Motherhood probably should have run in the title sequence of Dirty Jobs. This week I have cleaned pee off the floor, wiped too many poopy bottoms to count, cleaned smeared guacamole and yogurt, and so on. There’s always dirt. There are always crumbs. There’s always something sticky. In the words of Luke from Gilmore Girls, kids always have “jam hands.”
The truth is sometimes it all feels beneath me. When I read Oh the Places You’ll Go, I didn’t think those places would include so much poop. There are a lot of things I could be doing right now—things that wouldn’t so often involve dealing with other people’s bodily functions.
That’s when that noble sense of martyrdom creeps in. I can feel like a silent sufferer, an unsung hero. Surely, when I am dead, they will resurrect monuments in my honor. There might be a movie. At the very least, these children of mine should recognize and appreciate all I do.
But most of my indignation evaporated at the sight of my daughter’s crumpled face. She just wanted me to wash her feet. To wash her feet. Hello, Jesus, looking over my shoulder saying “Ahem.”
There was another who washed the feet of messy, needy people. And He didn’t do it with a chip on His shoulder, grumbling about all the other things He could be doing, which for Him was sitting on a throne of glory in Heaven. He did it joyfully. He did it humbly. He did it on the way to a cross.
“Now that I, your Lord and Teacher, have washed your feet, you also should wash one another’s feet. I have set you an example that you should do as I have done for you. Very truly I tell you, no servant is greater than his master, nor is a messenger greater than the one who sent him. Now that you know these things, you will be blessed if you do them” (John 13:14-17).
Jesus came “not to be served, but to serve and to give his life as a ransom for many” (Mark 10:45). He didn’t have to come to wash our dirty feet and put up with our nonsense. It was anything but pretty, and it was most definitely beneath Him. If anyone had a right to complain about the lowliness of His job, it was Him. Yet He never did.
Jesus was Lord and Teacher. We are neither of those things. We are not greater than our master. So what if we laid aside our sense of martyrdom? What if we joyfully embraced the humbleness of our jobs and stopped begrudgingly trudging through it? Jesus says we will be blessed.

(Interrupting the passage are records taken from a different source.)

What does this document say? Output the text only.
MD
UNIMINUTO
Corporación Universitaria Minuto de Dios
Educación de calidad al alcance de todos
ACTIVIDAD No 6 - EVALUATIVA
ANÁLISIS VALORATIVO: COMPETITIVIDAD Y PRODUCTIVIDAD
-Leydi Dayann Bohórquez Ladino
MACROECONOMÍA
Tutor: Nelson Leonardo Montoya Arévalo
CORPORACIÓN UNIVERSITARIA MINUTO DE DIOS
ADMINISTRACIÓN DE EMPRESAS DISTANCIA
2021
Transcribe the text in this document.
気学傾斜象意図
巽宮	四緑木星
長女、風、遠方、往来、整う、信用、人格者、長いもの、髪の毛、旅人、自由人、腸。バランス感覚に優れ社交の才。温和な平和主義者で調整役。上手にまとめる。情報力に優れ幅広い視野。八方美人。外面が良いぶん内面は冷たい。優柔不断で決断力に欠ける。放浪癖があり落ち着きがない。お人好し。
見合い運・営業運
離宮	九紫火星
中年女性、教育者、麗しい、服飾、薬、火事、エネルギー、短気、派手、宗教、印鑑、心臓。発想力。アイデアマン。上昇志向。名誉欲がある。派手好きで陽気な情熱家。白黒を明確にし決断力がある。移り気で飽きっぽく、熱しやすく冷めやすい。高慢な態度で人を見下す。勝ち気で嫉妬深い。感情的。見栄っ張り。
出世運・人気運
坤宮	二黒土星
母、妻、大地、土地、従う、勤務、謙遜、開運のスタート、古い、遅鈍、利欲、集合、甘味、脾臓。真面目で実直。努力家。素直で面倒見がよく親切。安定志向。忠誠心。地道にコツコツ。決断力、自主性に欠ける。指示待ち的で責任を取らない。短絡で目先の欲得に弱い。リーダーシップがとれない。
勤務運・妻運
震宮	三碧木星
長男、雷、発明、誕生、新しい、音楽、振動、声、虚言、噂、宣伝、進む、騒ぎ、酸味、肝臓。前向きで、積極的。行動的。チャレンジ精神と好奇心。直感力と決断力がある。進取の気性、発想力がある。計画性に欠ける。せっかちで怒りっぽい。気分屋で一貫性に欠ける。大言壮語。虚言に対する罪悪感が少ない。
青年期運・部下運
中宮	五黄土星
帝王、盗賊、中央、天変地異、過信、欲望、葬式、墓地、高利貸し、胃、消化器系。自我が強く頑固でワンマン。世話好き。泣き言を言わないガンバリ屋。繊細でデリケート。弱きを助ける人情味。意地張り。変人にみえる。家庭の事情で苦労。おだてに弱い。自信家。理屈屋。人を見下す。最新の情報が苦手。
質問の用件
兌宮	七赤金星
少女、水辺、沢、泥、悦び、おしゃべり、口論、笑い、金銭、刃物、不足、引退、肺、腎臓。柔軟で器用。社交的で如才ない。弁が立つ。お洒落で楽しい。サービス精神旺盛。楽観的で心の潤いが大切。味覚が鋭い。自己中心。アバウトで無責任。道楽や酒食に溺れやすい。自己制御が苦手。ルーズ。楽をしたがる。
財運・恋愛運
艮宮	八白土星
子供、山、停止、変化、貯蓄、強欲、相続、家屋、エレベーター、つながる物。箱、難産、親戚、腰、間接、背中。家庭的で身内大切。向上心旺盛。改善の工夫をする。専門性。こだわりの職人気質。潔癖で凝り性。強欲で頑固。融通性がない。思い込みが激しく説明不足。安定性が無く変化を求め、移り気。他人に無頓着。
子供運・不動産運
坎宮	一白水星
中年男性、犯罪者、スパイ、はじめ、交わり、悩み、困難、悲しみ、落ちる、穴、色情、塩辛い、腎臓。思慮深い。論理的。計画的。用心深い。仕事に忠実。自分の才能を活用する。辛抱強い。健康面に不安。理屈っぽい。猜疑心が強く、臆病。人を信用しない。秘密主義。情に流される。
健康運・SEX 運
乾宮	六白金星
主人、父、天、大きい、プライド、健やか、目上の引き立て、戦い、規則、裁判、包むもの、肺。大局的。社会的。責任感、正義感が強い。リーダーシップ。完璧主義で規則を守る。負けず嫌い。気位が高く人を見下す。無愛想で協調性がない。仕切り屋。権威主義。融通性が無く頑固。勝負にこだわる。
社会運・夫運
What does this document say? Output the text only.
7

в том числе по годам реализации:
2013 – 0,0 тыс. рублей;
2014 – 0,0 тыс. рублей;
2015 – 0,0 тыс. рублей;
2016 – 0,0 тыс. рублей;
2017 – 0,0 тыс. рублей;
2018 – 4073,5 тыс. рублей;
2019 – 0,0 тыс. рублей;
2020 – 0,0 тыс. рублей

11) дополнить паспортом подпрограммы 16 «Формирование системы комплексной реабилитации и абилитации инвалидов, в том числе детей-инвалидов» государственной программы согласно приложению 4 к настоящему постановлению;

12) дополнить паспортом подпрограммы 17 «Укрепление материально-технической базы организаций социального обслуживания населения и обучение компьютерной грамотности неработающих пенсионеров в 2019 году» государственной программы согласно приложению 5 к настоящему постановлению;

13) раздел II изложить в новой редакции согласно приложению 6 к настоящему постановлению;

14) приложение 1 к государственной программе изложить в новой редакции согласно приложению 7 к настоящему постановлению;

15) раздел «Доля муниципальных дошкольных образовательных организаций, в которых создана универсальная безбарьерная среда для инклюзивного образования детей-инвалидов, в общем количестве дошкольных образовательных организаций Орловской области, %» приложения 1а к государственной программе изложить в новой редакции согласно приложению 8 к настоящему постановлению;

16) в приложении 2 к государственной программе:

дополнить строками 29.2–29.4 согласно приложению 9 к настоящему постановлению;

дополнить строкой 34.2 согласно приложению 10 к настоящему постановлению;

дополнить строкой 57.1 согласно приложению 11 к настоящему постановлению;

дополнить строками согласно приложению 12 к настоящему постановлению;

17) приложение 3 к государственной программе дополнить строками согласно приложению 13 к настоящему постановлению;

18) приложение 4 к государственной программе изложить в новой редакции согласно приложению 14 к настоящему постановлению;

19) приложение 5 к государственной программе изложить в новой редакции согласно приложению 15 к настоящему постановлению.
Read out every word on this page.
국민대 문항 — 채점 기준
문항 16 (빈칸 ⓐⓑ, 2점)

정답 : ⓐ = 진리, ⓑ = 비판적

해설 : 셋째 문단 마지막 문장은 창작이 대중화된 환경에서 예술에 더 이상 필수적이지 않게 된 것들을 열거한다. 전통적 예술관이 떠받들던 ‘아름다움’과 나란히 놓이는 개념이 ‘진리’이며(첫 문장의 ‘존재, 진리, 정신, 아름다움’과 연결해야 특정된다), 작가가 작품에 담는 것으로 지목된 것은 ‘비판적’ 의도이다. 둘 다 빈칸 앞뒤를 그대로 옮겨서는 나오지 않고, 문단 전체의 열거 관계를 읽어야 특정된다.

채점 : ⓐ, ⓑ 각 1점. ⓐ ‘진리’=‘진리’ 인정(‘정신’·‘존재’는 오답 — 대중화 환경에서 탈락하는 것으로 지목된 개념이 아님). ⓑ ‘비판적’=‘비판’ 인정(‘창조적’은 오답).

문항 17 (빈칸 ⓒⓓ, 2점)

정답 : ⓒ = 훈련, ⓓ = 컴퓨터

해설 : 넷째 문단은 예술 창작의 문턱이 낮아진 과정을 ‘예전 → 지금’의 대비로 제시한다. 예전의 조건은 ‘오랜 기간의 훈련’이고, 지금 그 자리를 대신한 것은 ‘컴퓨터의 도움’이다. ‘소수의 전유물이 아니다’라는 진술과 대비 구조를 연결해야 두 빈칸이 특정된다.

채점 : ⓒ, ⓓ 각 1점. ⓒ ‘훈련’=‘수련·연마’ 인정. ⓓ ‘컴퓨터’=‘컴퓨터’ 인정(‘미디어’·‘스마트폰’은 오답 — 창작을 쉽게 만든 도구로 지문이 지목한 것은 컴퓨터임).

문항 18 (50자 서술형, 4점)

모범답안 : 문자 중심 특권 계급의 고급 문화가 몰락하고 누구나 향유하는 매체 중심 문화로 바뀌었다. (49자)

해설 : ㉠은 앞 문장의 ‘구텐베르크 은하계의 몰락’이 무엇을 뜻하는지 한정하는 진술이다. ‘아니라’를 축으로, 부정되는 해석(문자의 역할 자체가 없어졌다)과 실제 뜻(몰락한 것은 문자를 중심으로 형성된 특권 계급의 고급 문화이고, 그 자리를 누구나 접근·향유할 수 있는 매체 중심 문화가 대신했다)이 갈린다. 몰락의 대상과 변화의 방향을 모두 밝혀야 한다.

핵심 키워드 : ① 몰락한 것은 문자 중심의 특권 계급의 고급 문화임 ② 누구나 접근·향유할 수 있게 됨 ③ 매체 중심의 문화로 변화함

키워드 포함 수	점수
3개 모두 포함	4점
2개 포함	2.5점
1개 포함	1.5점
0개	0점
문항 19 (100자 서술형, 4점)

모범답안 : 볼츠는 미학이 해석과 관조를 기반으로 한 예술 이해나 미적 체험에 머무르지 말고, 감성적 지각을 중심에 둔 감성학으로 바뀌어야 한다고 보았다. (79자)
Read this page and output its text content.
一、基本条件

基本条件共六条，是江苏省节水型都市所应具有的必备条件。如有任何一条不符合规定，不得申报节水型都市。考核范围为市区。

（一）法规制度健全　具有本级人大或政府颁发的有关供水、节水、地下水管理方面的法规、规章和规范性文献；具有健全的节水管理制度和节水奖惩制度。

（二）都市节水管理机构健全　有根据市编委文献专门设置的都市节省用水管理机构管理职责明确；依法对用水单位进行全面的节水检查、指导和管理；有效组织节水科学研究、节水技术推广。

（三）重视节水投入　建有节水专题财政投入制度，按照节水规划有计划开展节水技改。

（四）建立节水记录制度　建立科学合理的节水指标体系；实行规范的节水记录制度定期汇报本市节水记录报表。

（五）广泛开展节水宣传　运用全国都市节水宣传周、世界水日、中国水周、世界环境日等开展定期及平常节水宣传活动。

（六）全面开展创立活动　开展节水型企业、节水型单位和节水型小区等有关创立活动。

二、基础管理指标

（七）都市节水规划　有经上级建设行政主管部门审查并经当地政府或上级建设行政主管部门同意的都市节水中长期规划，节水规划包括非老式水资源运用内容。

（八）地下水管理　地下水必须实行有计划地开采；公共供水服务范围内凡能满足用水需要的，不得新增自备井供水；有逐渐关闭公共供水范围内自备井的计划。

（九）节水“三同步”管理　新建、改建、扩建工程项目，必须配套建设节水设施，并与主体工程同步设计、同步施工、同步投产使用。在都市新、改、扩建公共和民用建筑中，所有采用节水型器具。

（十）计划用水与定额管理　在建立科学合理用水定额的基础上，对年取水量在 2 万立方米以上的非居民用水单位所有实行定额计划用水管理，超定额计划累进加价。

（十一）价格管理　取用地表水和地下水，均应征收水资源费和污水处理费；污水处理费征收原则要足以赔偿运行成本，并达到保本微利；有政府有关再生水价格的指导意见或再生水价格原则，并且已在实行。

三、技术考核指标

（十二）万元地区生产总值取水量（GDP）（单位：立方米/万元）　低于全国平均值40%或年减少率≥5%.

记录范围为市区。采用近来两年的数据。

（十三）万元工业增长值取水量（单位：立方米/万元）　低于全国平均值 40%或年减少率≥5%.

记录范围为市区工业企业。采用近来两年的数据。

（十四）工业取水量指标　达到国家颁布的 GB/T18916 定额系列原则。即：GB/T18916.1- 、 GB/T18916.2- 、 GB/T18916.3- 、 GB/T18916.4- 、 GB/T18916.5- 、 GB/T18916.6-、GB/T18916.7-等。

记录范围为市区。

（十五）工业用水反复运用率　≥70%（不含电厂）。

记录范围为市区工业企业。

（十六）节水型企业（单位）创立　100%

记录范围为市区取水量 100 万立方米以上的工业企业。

As I told my daughter when I asked her forgiveness, it takes a long time to get a new heart and God is still working on mommy’s. We might not become a joyful servant overnight, but we also know God is slowly working His heart into ours.
After all, good and beautiful things grow from lowly dirt and a little poop makes excellent fertilizer. Lucky for us moms, we have plenty of both.